L’hôpital a fait une grande campagne d’embauche. Pour être plus alléchante, la Cité-de-la-Santé assure maintenant au moins 50% de quart de jour dans les horaires en rotation.
Ainsi, la Cité n’impose pas des horaires exclusivement de soir ou de nuit à aucun employé.
L’hôpital a aussi offert à tous les employés à temps partiel des horaires à temps complet. La directrice des soins infirmiers estime que «70% des temps partiels sont passés à temps plein».
Malgré tout, la pénurie de main-d’œuvre met encore des bâtons dans les roues.
Toutefois, l’administration de l’hôpital se donne le droit de faire des déplacements involontaires du personnel soignant pour les relocaliser sur des étages en manque de travailleurs.
Cette pratique va cependant à l’encontre de la convention collective et peut ralentir l’apprentissage des nouvelles infirmières, soutient le président du SIIIAL.

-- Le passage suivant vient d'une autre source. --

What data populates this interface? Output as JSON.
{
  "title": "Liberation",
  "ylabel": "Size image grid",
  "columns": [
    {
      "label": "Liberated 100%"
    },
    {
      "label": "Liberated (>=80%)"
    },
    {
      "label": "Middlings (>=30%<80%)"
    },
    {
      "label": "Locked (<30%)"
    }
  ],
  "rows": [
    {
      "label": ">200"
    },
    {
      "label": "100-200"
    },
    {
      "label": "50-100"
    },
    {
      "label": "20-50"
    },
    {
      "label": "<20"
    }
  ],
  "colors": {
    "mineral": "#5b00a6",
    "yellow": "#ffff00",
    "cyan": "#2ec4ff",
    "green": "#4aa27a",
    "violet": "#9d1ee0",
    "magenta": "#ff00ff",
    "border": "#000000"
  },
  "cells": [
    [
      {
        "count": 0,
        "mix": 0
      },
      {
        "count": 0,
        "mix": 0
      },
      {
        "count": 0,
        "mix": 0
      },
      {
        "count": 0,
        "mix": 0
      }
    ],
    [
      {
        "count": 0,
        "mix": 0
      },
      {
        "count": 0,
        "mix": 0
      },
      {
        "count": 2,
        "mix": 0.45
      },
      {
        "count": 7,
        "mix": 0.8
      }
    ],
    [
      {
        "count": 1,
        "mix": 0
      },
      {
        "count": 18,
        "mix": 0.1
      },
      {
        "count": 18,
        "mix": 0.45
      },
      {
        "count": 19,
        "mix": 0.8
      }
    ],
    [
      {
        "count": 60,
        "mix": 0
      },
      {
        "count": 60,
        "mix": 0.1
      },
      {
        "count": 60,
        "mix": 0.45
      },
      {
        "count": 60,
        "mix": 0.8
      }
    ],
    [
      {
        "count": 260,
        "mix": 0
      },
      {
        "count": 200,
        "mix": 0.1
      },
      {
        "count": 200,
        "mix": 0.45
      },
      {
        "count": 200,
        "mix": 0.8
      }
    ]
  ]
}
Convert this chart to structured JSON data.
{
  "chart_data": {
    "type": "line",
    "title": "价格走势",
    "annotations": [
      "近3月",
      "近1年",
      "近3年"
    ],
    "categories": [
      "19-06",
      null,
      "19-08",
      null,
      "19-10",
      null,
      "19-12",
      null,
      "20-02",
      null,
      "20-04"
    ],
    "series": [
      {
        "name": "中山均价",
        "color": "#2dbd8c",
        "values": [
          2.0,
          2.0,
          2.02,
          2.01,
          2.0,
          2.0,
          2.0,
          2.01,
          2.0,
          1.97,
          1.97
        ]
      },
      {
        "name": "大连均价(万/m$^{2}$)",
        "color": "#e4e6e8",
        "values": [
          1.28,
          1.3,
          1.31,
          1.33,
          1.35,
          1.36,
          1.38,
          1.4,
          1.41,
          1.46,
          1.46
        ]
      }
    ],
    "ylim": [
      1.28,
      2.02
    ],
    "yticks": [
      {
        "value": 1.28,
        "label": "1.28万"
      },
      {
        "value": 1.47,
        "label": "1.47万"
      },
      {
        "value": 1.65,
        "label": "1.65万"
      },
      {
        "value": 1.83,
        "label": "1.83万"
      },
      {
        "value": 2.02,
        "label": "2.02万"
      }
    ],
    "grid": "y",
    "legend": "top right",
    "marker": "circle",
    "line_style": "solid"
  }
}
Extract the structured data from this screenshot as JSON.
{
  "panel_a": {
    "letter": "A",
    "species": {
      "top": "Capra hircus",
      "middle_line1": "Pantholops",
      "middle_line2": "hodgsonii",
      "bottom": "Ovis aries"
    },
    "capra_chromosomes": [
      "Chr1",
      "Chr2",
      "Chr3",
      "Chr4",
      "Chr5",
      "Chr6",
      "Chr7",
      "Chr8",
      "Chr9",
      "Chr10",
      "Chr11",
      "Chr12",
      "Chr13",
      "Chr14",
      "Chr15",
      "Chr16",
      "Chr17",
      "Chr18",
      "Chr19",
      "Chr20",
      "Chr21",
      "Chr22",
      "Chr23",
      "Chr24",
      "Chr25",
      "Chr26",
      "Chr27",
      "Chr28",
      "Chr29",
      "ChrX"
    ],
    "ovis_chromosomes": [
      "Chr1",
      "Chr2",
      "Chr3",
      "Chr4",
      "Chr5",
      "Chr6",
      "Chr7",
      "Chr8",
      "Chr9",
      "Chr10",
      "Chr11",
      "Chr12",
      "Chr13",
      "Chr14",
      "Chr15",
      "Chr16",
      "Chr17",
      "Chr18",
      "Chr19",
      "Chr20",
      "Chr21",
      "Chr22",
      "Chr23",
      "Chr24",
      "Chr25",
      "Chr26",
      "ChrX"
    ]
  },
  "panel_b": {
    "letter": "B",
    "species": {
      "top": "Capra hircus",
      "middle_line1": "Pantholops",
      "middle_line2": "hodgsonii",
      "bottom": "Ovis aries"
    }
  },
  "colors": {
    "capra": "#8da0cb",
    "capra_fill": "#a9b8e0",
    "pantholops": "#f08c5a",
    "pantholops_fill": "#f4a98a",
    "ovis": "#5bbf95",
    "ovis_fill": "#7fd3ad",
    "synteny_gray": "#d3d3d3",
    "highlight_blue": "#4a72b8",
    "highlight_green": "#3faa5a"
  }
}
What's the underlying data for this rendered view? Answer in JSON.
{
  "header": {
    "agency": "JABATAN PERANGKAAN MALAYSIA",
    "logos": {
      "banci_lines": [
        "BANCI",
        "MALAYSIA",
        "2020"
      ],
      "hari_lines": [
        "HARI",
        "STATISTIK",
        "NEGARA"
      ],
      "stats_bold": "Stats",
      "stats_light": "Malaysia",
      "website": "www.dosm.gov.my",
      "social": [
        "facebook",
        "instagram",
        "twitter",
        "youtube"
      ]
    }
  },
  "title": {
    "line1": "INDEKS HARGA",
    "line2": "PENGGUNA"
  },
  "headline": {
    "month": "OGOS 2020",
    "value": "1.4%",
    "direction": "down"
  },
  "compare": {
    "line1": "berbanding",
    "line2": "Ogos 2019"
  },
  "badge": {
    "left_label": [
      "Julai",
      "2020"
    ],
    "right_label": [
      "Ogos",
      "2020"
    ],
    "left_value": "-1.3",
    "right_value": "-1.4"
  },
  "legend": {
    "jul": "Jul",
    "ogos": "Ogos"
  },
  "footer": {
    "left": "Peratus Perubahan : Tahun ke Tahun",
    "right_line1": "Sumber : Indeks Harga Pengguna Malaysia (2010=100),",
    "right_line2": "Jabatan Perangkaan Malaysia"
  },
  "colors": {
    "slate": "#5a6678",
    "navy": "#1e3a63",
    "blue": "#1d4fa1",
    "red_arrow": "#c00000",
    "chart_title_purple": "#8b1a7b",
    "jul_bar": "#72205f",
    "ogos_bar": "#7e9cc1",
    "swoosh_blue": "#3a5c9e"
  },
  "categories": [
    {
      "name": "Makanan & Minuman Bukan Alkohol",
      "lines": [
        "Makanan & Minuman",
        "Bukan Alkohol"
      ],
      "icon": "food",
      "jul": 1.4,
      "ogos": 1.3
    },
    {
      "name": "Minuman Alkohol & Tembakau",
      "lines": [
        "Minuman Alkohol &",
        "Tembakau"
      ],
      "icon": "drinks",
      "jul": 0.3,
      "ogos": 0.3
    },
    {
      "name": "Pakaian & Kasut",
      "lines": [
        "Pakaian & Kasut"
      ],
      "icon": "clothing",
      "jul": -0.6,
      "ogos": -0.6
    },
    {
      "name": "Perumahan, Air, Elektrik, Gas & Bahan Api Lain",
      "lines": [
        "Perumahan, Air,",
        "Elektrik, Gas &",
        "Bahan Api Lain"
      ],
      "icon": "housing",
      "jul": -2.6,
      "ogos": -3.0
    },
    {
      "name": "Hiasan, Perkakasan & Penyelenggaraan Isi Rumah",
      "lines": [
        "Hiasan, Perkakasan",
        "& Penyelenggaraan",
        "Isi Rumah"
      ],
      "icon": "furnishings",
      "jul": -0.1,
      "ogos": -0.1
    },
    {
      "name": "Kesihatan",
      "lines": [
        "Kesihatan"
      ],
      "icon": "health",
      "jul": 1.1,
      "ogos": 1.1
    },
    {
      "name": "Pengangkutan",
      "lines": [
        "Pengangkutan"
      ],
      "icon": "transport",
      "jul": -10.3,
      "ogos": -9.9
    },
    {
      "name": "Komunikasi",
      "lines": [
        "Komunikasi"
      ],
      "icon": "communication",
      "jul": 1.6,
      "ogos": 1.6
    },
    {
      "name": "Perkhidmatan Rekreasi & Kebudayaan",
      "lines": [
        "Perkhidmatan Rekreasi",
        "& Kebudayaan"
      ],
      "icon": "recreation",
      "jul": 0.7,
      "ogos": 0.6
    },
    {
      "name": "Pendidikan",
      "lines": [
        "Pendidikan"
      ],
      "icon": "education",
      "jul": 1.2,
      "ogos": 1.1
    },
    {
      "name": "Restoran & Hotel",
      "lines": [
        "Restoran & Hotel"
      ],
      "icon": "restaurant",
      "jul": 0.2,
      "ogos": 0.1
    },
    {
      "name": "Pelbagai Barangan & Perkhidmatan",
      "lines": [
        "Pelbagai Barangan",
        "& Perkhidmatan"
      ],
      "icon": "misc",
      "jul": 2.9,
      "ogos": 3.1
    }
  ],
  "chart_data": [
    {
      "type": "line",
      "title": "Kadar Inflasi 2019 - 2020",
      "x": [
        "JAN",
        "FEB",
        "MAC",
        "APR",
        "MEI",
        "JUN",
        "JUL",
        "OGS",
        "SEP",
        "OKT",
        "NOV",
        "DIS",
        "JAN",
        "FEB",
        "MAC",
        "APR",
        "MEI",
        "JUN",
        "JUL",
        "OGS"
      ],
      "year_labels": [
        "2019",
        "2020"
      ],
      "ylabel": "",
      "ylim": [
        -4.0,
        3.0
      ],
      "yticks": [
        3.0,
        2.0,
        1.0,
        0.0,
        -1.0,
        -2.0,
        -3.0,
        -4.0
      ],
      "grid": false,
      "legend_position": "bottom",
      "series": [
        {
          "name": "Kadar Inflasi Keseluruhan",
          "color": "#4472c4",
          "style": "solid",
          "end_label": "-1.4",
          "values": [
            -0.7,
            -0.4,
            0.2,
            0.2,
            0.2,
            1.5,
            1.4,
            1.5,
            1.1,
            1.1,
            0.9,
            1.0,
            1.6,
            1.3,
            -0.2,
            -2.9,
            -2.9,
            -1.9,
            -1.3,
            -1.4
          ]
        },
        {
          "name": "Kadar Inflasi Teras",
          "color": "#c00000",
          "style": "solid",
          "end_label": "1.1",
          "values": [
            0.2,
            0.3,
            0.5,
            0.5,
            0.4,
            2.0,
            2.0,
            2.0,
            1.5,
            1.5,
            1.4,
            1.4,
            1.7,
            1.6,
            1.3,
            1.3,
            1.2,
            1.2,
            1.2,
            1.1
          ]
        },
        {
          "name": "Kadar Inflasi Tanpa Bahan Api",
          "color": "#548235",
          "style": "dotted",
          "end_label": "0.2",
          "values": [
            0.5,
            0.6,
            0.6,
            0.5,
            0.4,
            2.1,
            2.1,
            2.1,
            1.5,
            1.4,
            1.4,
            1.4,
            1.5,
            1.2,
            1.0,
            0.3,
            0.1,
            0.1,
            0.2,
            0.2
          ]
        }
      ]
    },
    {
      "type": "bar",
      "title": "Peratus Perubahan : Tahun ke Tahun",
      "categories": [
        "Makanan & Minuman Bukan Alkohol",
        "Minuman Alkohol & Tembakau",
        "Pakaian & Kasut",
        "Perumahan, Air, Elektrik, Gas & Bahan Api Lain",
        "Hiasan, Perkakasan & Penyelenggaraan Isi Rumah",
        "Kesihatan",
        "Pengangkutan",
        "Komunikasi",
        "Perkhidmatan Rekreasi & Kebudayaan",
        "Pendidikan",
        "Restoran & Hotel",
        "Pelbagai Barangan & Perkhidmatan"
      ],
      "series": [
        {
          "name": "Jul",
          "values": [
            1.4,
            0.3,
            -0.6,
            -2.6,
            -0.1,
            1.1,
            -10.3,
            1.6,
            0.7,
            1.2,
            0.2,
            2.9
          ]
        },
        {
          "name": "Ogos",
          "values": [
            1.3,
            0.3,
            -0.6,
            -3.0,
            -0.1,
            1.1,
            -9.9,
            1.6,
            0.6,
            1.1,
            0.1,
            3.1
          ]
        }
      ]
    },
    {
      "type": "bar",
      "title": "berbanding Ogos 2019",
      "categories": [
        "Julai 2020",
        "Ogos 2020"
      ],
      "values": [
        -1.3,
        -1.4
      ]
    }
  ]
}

Les infirmières de soutien clinique sont aussi mises à contribution puisque l’administration leur demande de prêter main forte sur des départements dégarnis en personnel.
Pertinence des soins
Pour diminuer le nombre de patients à l’hôpital, l’idée n’est pas de refuser des patients ou de les délaisser, mais bien de rediriger les «urgences» non urgentes assure la Élaine Cardinal.
«Des gens viennent des fois à l’urgence parce qu’ils ont besoin d’un renouvellement de prescription et qu’ils n’ont pas réussi à voir un médecin.»
Ainsi depuis le 15 novembre, une infirmière du Guichet d’accès à un professionnel (GAP) est présente à l’urgence de Laval.
Elle fait un pré-triage des patients. Elle est alors en mesure de leur fixer un rendez-vous avec un médecin ou même de les rediriger vers d’autres professionnels comme les pharmaciens. Elle permet aussi de diriger les priorités 4 (P4) et les priorités 5 (P5) vers la nouvelle «super» clinique.
Élaine Cardinal estime que sur les 260 patients admis à l’urgence chaque jour, 40% sont des P4 ou des P5.
Cette idée d’avoir une infirmière du GAP à l’hôpital est une initiative que quatre à cinq autres hôpitaux ont eu au Québec. Ces mesures spontanées ont inspiré le ministre de la Santé afin de répandre cette initiative ailleurs.
La Cité-de-la-Santé siège sur l’un des comités de travail afin d’élaborer un projet pilote qui pourrait être déployé partout au Québec.
Solution pour le futur
Élaine Cardinal juge qu’il y a de plus en plus d’ouverture de la part des médecins pour relayer une partie de leurs champs d’expertise aux infirmières.
Certaines ont désormais le droit de prescrire des médicaments. Pour d’autres problématiques, les infirmiers et infirmières ont même accès à des ordonnances collectives.
Mme Cardinal croit que cela pourra aider à réduire la pression aux urgences.
De son côté, Déreck Cyr pense que le gouvernement devrait forcer les infirmières à revenir dans le public en n’utilisant plus les agences privées.
Cela permettrait de retrouver cette main-d’œuvre perdue et de limiter l’exode des infirmiers et infirmières vers le privé.